Fiber-optic networking stocks had a wild year in 2017. According to data from S&P Global Market Intelligence, shares of Applied Optoelectronics (AAOI -8.17%) raced to a 325% gain at the end of July only to complete the year with a far smaller 61.35% gain. Meanwhile, Oclaro (OCLR) investors took a 24.7% haircut last year, and Finisar (FNSR) suffered a 32.8% loss.

So what

In the first half, Applied Optoelectronics ran far ahead of the pack as its largest customer, Amazon.com (AMZN 1.49%), ordered up tons of additional fiber modules for use in the e-commerce and cloud computing giant's data centers.

Zooming in on the last five months of the year, all of these tickers traded as a fairly coherent group. The chart lines are uniformly punctuated by drastic drops around their earnings reports in October, for much the same reasons.

OCLR Chart

OCLR data by YCharts

There are two issues at play here.

First, the optical networking industry as a whole is moving on from transceiver modules that can handle 40 gigabits of data per second and into the newer, faster 100-gigabit generation. This changeover is putting a lot of stress on the manufacturing lines of Oclaro, Finisar, and Applied Optoelectronics alike, and their clients would really love to complete the shift faster than the production lines can be modified and upgraded. So their growth isn't quite what investors had expected or hoped for.

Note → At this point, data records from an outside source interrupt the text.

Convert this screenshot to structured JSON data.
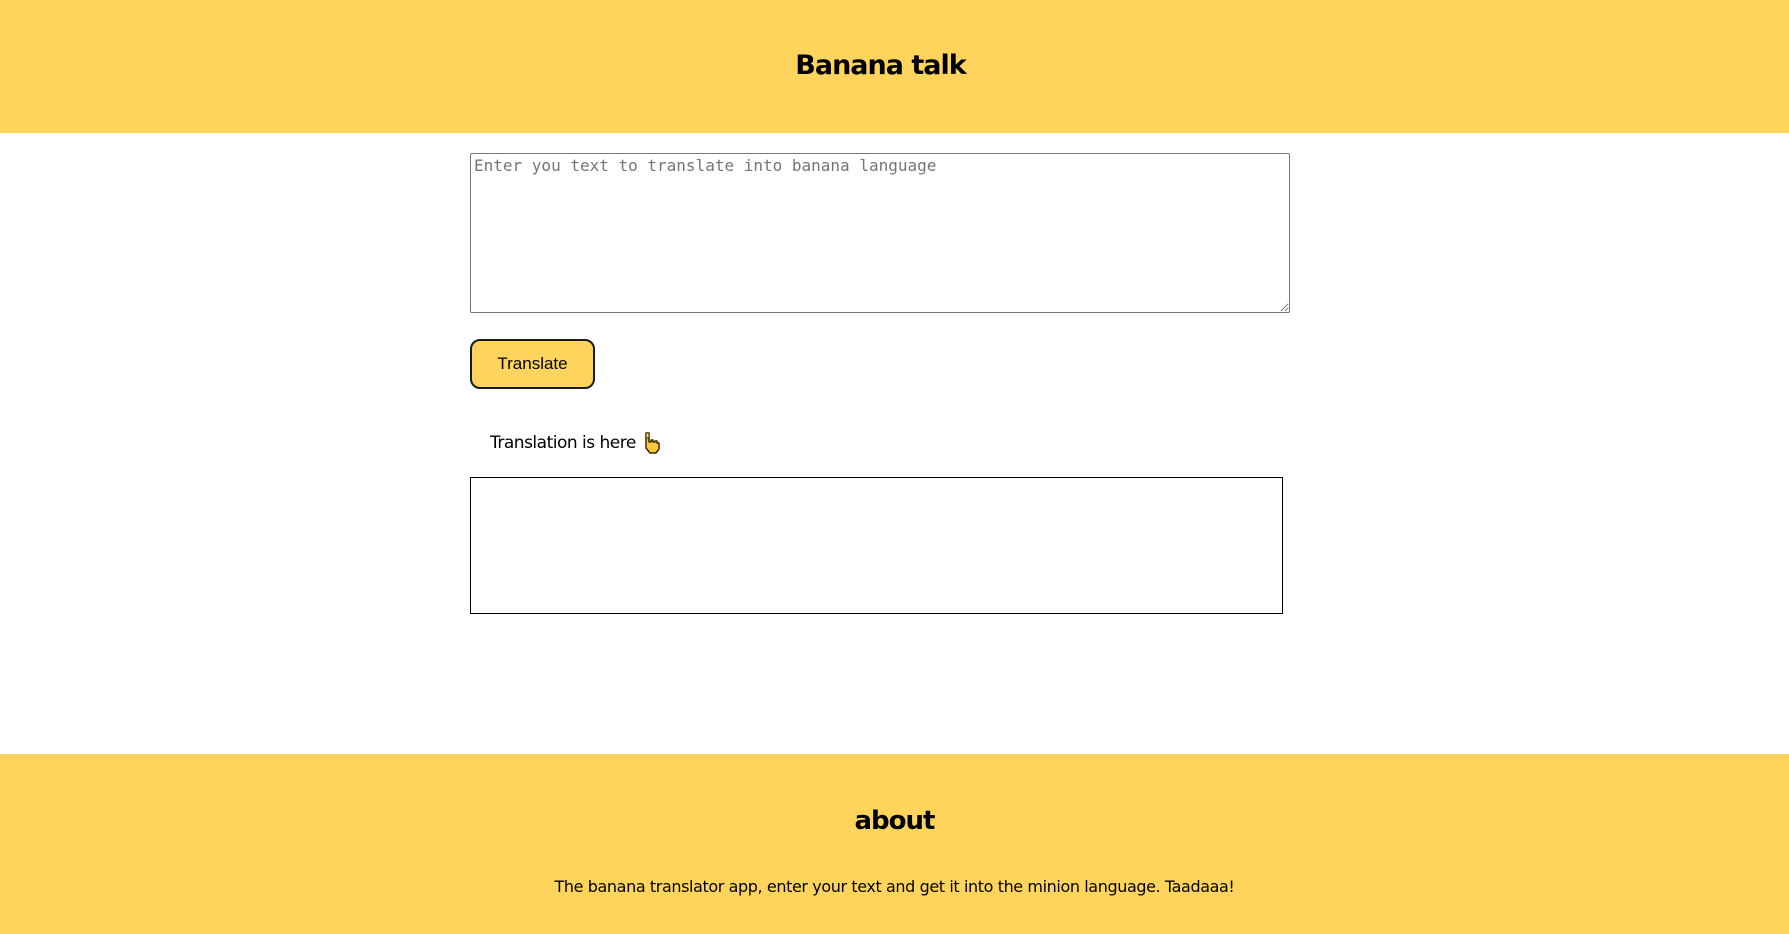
{
  "header": {
    "title": "Banana talk"
  },
  "input": {
    "placeholder": "Enter you text to translate into banana language",
    "value": ""
  },
  "translate_button": {
    "label": "Translate"
  },
  "output": {
    "label": "Translation is here",
    "icon": "hand-pointing-down-icon",
    "value": ""
  },
  "footer": {
    "heading": "about",
    "description": "The banana translator app, enter your text and get it into the minion language. Taadaaa!"
  },
  "colors": {
    "accent": "#ffd45c",
    "background": "#ffffff",
    "text": "#000000"
  }
}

Second, the world's largest networking market is facing timid infrastructure upgrade budgets amid regulatory pressure. Chinese regulators are debating the requirements of next-generation network standards, causing both equipment builders and telecom operators to tap their brakes on hardware investments. This is the specific issue behind those drastic drops in October, and also Applied Optoelectronics' 39% plunge in August.

A bundle of fiber-optic network cables fanned out on a white table.

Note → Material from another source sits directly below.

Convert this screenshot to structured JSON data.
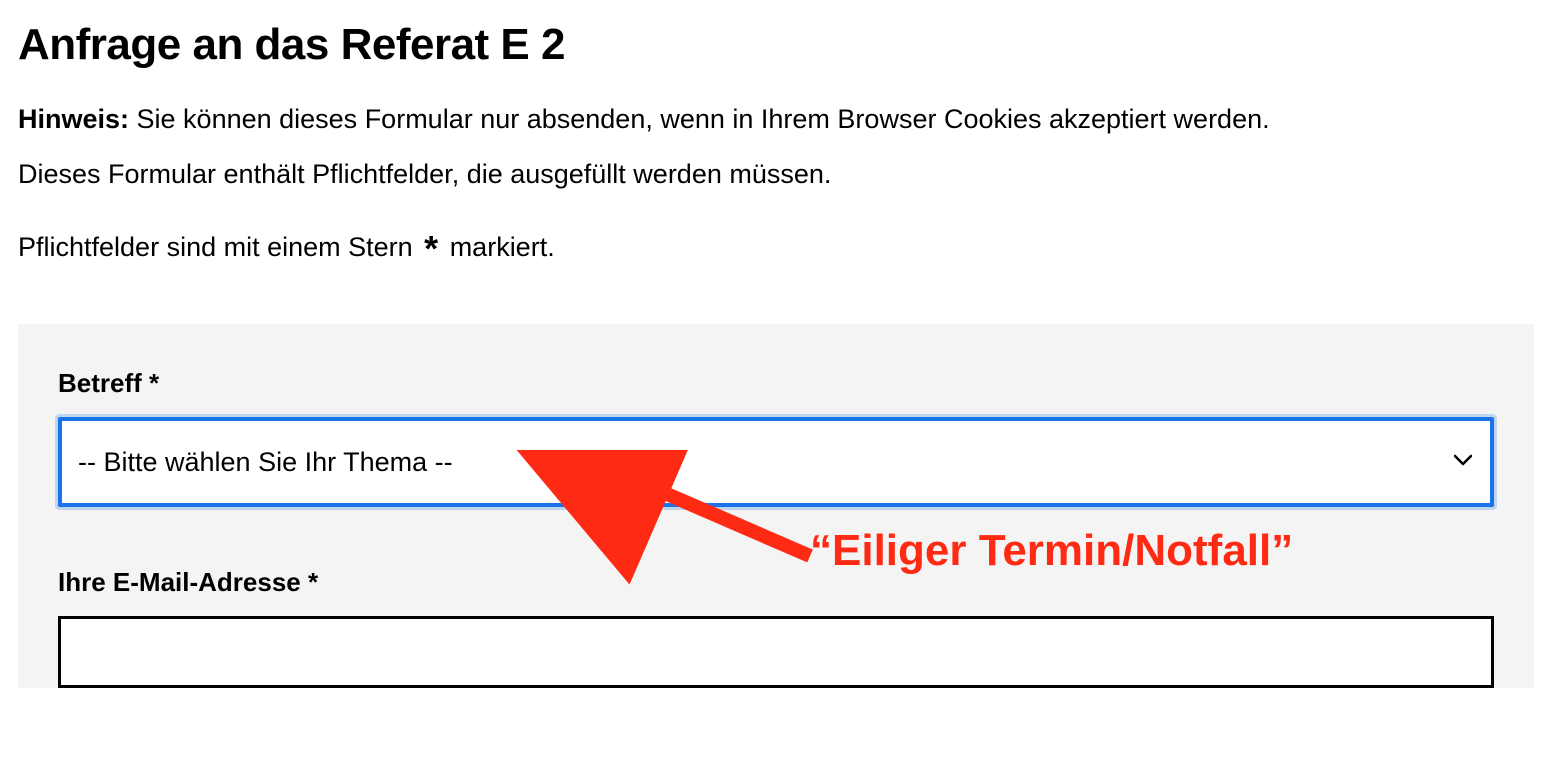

Image source: Getty Images.

Now what

The Chinese order slowdown is obviously a temporary issue, and the changeover between technology generations isn't permanent either. That's why I'm convinced that we're looking at a trough period in the history of fiber-optic networking investments, and that most of these trodden-down tickers should come roaring back to life when market conditions improve.

All of the tickers discussed seem likely to make it through these difficult quarters relatively unblemished. Oclaro and Applied Optoelectronics boast net profit margins north of the 20% mark, while Finisar lags a bit behind at 14%. On the other hand, Finisar's cash-rich balance sheet and more substantial economies of scale should keep this company afloat anyhow.

With double-digit earnings growth and price to earnings ratios below 13, all three are tempting buys right now. And if you expect the rough market conditions to trigger consolidation in the optical networking industry, Applied Optoelectronics looks like the most likely buyout target thanks to a low enterprise value, bargain-bin valuation ratios, and skyrocketing revenue growth.